Commonly referred to as "blue-books" because the early price guides in the automobile industry had blue covers, used boat price guides are used by boat dealers to figure trade-in allowances, by insurance agents to set values, and by marine surveyors for their evaluations. Even the IRS uses these price guide books to determine if you’re enjoying more money than you claim to be earning.
There are three generally accepted price guides in the U.S.: the BUC Used Price Guide, the NADA Marine Appraisal Guide, and the ABOS Marine Blue Book. Each uses a different method of calculating values, which means that the values in these books for the same boat can vary by a sizable amount.
While you probably won’t want to invest in one of these blue books before you trade in your boat, determine which price guide your dealer is using, and compare the value with the other guides. You can usually find copies at marine insurance agents or banks that handle boat financing.

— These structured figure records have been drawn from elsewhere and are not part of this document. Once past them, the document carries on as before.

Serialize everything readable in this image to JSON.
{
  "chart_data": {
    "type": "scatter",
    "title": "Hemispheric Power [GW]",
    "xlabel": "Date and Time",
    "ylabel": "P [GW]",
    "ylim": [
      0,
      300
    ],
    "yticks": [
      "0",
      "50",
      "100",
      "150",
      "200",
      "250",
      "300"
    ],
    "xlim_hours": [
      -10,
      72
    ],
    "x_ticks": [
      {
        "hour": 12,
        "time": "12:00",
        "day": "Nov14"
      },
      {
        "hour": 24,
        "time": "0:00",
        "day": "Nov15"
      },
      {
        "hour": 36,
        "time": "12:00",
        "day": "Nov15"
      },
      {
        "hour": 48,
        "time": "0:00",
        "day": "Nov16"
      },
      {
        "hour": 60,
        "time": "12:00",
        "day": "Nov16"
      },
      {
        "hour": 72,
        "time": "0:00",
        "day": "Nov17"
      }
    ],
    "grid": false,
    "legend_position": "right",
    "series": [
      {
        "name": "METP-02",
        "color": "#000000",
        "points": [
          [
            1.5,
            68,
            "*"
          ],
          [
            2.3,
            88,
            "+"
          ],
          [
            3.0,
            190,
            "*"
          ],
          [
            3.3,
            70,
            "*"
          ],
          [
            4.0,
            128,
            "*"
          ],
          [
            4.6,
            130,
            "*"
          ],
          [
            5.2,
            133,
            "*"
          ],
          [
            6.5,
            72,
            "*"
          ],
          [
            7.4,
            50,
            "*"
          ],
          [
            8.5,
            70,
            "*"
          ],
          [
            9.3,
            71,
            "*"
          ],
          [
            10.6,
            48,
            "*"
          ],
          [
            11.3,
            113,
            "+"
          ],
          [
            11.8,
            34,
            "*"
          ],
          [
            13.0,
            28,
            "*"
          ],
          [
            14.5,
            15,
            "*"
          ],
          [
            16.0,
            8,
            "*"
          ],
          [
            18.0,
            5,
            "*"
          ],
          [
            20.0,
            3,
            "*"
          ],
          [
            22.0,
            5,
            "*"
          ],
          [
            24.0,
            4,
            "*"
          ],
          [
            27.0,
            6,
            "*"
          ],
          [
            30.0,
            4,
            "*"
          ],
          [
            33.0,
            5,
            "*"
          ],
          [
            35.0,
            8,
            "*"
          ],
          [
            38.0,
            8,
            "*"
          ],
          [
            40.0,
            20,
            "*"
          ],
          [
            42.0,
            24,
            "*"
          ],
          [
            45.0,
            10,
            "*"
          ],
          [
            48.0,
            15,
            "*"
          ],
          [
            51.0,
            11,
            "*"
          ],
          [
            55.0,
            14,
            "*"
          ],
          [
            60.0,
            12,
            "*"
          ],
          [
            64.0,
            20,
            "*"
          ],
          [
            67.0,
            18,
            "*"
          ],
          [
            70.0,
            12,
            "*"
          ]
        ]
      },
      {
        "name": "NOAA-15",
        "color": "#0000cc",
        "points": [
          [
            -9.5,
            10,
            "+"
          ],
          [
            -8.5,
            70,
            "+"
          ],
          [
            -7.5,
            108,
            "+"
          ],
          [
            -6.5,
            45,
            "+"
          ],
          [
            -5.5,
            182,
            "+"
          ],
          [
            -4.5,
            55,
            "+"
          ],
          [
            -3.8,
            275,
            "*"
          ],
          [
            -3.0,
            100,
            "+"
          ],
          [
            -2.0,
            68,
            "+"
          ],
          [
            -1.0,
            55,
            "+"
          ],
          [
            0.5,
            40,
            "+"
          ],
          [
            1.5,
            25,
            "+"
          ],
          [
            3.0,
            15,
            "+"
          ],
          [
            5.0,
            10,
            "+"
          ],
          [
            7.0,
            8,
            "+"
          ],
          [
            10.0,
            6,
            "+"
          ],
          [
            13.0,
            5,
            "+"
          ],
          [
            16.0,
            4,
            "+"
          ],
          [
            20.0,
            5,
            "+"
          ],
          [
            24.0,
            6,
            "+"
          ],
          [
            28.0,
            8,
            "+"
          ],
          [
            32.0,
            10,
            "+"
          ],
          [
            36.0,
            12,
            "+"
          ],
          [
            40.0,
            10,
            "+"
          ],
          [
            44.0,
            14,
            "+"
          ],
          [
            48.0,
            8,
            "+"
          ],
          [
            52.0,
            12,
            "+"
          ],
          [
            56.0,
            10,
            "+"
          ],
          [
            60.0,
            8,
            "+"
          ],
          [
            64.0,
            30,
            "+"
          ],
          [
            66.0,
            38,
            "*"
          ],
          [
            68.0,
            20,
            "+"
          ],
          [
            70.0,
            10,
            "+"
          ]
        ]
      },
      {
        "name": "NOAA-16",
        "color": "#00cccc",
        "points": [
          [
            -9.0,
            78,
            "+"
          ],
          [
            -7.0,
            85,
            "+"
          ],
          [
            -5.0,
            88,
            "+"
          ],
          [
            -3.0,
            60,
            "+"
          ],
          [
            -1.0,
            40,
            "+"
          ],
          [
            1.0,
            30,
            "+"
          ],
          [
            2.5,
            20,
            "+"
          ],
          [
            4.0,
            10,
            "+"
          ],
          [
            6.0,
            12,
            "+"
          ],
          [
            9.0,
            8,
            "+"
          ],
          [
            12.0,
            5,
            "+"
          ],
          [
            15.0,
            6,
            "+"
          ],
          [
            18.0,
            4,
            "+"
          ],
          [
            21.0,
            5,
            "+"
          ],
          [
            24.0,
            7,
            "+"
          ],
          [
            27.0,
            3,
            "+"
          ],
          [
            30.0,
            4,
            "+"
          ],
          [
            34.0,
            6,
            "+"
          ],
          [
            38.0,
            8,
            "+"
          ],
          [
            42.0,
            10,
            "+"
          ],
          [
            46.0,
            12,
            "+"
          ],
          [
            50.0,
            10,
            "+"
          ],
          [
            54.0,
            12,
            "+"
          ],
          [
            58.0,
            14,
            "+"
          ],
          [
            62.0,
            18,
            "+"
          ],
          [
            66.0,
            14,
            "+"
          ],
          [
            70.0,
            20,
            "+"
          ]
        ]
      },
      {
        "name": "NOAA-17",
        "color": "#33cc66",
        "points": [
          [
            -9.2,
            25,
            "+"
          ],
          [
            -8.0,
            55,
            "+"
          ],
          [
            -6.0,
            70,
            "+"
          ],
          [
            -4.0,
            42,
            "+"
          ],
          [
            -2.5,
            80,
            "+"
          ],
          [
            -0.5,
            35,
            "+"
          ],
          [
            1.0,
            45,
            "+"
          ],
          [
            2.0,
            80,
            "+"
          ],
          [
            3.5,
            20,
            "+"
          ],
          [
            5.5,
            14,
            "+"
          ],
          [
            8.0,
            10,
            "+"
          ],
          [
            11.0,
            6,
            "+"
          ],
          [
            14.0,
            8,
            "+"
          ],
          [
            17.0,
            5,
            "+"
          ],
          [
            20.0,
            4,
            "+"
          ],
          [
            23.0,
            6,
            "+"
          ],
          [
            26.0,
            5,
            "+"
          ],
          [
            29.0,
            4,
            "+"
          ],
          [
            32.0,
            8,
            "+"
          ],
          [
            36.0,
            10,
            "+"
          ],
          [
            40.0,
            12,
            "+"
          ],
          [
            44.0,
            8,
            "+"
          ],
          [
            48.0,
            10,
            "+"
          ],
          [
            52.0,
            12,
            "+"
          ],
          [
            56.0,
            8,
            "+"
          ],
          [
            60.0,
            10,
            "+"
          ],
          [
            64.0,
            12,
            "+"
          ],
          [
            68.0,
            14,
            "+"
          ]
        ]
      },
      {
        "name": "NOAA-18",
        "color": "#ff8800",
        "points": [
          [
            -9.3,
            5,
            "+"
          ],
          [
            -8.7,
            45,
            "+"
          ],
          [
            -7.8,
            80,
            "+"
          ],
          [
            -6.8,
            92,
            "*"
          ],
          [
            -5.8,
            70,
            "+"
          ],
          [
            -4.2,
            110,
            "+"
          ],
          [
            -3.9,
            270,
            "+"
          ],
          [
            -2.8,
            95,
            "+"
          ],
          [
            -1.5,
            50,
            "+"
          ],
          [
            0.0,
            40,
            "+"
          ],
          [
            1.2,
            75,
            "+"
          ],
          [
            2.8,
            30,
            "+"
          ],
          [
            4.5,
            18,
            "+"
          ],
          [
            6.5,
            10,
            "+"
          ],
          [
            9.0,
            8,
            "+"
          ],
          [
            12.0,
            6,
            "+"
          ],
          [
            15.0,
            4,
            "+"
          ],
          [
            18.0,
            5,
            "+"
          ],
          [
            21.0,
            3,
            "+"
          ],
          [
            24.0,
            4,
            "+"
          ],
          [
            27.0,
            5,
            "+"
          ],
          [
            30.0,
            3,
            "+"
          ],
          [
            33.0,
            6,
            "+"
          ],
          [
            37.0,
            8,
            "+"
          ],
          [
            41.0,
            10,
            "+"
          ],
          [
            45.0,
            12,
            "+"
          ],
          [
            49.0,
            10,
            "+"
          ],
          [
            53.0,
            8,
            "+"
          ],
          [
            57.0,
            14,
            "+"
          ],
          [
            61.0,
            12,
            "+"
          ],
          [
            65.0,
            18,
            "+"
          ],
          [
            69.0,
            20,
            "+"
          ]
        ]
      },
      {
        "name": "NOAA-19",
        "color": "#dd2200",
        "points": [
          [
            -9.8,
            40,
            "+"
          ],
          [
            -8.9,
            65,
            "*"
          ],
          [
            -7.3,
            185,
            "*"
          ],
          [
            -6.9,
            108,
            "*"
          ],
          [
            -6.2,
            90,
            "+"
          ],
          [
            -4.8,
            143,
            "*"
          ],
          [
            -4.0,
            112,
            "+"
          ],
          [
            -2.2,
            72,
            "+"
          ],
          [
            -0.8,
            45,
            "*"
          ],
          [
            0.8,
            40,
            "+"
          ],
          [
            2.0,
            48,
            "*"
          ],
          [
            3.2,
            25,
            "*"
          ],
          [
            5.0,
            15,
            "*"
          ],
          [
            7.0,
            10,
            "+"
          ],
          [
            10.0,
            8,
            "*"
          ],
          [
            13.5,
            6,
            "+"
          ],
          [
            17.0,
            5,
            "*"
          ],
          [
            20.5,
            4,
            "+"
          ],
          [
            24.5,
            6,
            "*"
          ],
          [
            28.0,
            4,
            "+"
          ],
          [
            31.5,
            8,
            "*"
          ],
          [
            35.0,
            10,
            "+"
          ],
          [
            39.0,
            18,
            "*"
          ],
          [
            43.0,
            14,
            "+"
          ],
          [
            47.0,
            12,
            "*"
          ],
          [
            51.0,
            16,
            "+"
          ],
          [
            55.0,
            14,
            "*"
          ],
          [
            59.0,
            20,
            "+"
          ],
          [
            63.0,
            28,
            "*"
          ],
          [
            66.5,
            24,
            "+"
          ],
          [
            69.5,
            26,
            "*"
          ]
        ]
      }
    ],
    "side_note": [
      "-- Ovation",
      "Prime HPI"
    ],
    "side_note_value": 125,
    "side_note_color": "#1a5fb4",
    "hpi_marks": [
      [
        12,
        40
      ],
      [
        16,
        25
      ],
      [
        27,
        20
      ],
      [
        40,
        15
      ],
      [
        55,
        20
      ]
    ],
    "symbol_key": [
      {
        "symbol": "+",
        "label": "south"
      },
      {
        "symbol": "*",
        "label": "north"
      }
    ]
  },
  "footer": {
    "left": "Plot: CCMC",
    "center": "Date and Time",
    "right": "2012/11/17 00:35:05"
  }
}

BOAT/US, (800) 473-2869, also has a useful pricing service available to members called the Value Check program, which provides price guidelines for specific boat models by telephone or via the Internet. BOAT/US uses the blue books already mentioned, but it also relies heavily on a huge marine insurance database that helps them price boats geographically, by the time of year, and by usage.
When it comes to the blue books, take the values with a grain of salt, and don’t base your negotiations for either trade-in or direct sale solely on blue book prices. Always get a deal that makes you happy.